“And I love you,” she whispered back.
His kiss was gentle at first, almost reverent, then deepened with the unmistakable warmth of a man finally, finally home.
Lily launched herself into their arms, squealing, and they broke apart just in time to catch her between them, her excited giggles breaking through Violet’s tears.
A moment later, Emily and Mary tugged Lily toward a game with Alice and Gregory, and the children tore off across the lawn, their laughter spilling through the meadow.
William reached for her hand, threading his fingers through hers as he leaned close enough for his breath to warm her ear. “Come,” he murmured. “I have something to show you.”
Still holding her hand, he guided her around the oak’s wide trunk.
She gasped softly, her hand rising instinctively to her lips as she saw what waited there.
On the trunk, just below where her old gouges still scarred the bark, a new carving had been etched with careful, patient strokes—
W + V
1853
Her initials.
His.
The year that made them whole.
Carved not in youthful impulse, but by a man determined to begin again, and for a woman who had chosen to believe him.
She touched the marks with trembling fingers.
“It’s beautiful.”
“It’s a beginning,” William said softly. “Our beginning.”
He let go of her hand only long enough to slip his fingers into his waistcoat pocket.
Then he took her palm again, closing her fingers around something warm and metallic.
Her locket.
A small sob broke from her throat.
It looked exactly as it had the last time she held it, before she had dropped it in heartbreak beneath this very tree.

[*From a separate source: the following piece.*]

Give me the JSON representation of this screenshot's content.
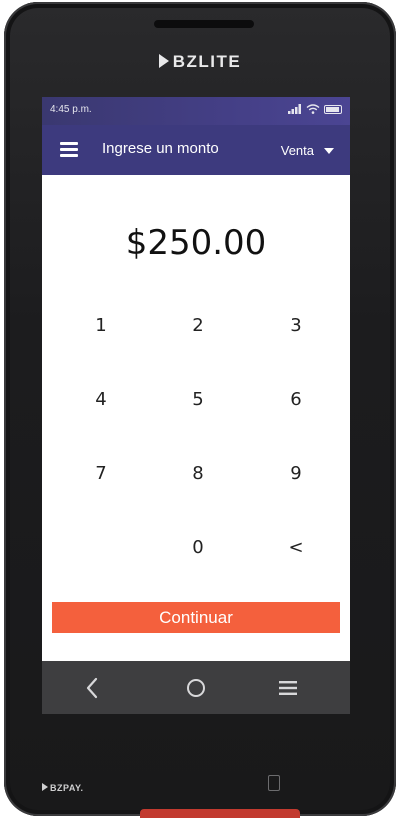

The engraved violets gleamed faintly in her palm, as bright and perfect as the day he first gave it to her.
When she eased it open, her breath caught.
Inside, on one side, lay a freshly pressed violet, vibrant and delicate, pressed with careful hands.
And opposite it, just as carefully preserved, a small lily-of-the-valley, pale and perfect, its bell-shaped blooms still holding the faintest hint of their original curve.
One flower for the girl she had been.
One for the daughter they had made.
Both new. Both whole. Both chosen for her, by him.
Violet closed her fingers around it, tears rising thick and grateful.